The only data available on livestock depredation comes from the USDA back in 2015.  You can access it HERE. The Humane Society of the United States analyzed the information and determined "In the United States, data shows that wolves kill few cattle and sheep."

I guess we'll never get the answers to all those questions above but what we'll soon find out is if the Minnesota DNR is willing to make an example out of Steve Porter in order to protect Minnesota's wild deer because as of right now Steve Porter, the former man of the "law," is gearing up to fight the law that says he can't move his deer til Jan. 29.  He currently has a GoFundMe to raise money for his cause which is to keep deer farmers in business.

Let's take a look at what deer farms are and what problems they can cause.

In the state of Minnesota farmed cervid, in the case of Steve Porter that would be deer, are considered livestock and are not considered wild animals for the purpose of game farm, hunting or wildlife laws.

The following is taken from the Wildlife Society:

What do deer farmers do?
Captive cervid breeders use "artificial breeding to produce larger animals for meat production and males with large antlers and sell semen, impregnated does, and live animals to other cervid farming operations or captive shooting facilities for profit. The latter facilities promote situations in which clients pay for guaranteed kills under non-fair chase conditions in small, enclosed "hunting" areas that may contain only a single target animal or contain an artificially high density of deer."

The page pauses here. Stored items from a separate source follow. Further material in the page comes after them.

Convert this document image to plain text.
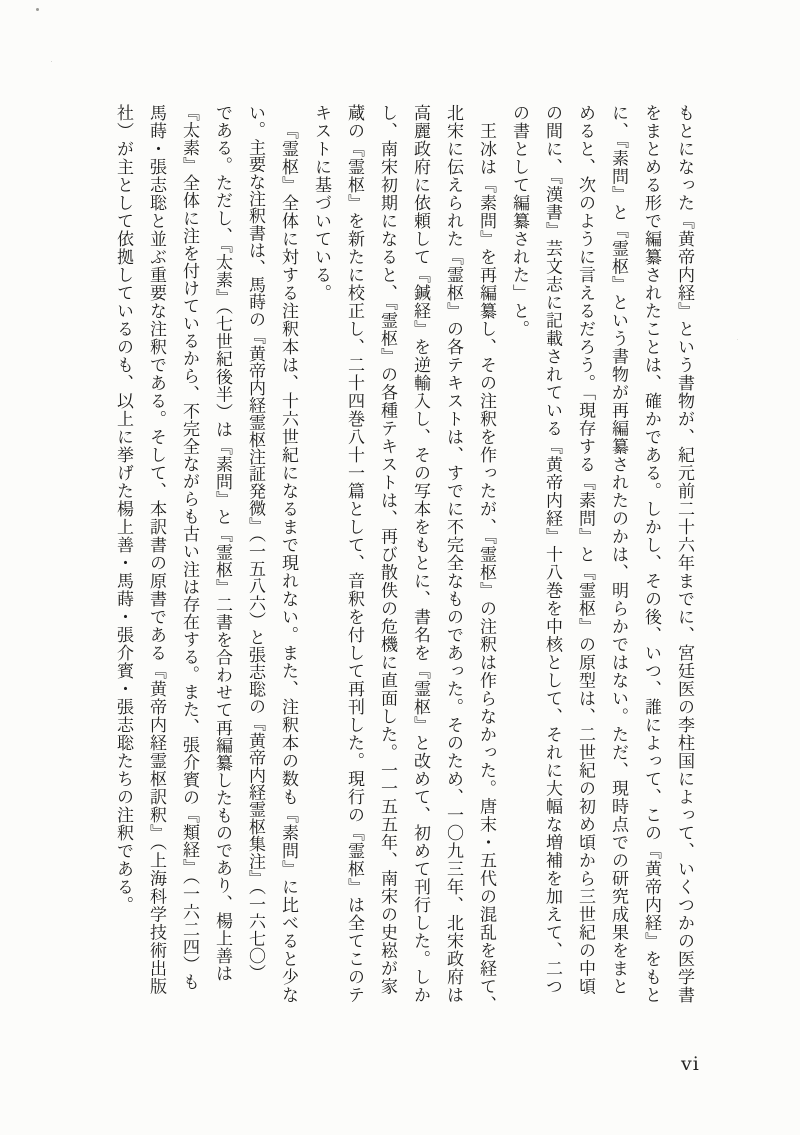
もとになった『黄帝内経』という書物が、紀元前二十六年までに、宮廷医の李柱国によって、いくつかの医学書
をまとめる形で編纂されたことは、確かである。しかし、その後、いつ、誰によって、この『黄帝内経』をもと
に、『素問』と『霊枢』という書物が再編纂されたのかは、明らかではない。ただ、現時点での研究成果をまと
めると、次のように言えるだろう。「現存する『素問』と『霊枢』の原型は、二世紀の初め頃から三世紀の中頃
の間に、『漢書』芸文志に記載されている『黄帝内経』十八巻を中核として、それに大幅な増補を加えて、二つ
の書として編纂された」と。
王冰は『素問』を再編纂し、その注釈を作ったが、『霊枢』の注釈は作らなかった。唐末・五代の混乱を経て、
北宋に伝えられた『霊枢』の各テキストは、すでに不完全なものであった。そのため、一〇九三年、北宋政府は
高麗政府に依頼して『鍼経』を逆輸入し、その写本をもとに、書名を『霊枢』と改めて、初めて刊行した。しか
し、南宋初期になると、『霊枢』の各種テキストは、再び散佚の危機に直面した。一一五五年、南宋の史崧が家
蔵の『霊枢』を新たに校正し、二十四巻八十一篇として、音釈を付して再刊した。現行の『霊枢』は全てこのテ
キストに基づいている。
『霊枢』全体に対する注釈本は、十六世紀になるまで現れない。また、注釈本の数も『素問』に比べると少な
い。主要な注釈書は、馬蒔の『黄帝内経霊枢注証発微』（一五八六）と張志聡の『黄帝内経霊枢集注』（一六七〇）
である。ただし、『太素』（七世紀後半）は『素問』と『霊枢』二書を合わせて再編纂したものであり、楊上善は
『太素』全体に注を付けているから、不完全ながらも古い注は存在する。また、張介賓の『類経』（一六二四）も
馬蒔・張志聡と並ぶ重要な注釈である。そして、本訳書の原書である『黄帝内経霊枢訳釈』（上海科学技術出版
社）が主として依拠しているのも、以上に挙げた楊上善・馬蒔・張介賓・張志聡たちの注釈である。
vi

Why are deer farms a problem?
"Infectious diseases are a concern whenever animals are maintained at high densities due to increased sufficiency of pathogen transmission. Disease transmission between between captive animals and wild populations is a documented and growing concern. Captive operations commonly involve transport of cervids throughout North America, increasing the risk of disease transmission within and among states and provinces. Captive operations routinely experience escapement, wild animals entering private enclosures, or both. Pathogens may also be transmitted from captive to wild deer through fence to fence contact. As a result of these and other opportunities for transmission, diseases such as chronic wasting disease (CWD) and bovine tuberculosis (TB), have become more widespread among captive cervid facilities and in wild populations across North America."

Steve Porter said this regarding the transport of his deer to the Sportsmen's Show:


But if the DNR makes an exception for one they'd have to make an exception for all and it would completely contradict the purpose of the emergency order.

Actually, the Board of Animal Health regulates captive deer and elk in the state and the DNR responds to and manages wild deer and elk.  There are regulations in place to contain disease in farmed and wild animals and since the Board of Animal Health chose to protect farmers at the expense of wild deer the DNR had the legal authority to step in.  Whether this all will lead to a permanent ban on movement of deer will have to be addressed by the state legislature and quite frankly those of us here at Minnesota Wildlife think there should be.  Better yet, since CWD positive animals have been found on eight deer and elk farms since 2002 we think a permanent closure of all deer and elk farms would be the best solution. Clearly a temporary ban on movement and a misdemeanor charge hasn't stopped at least one farmer from doing whatever he pleases.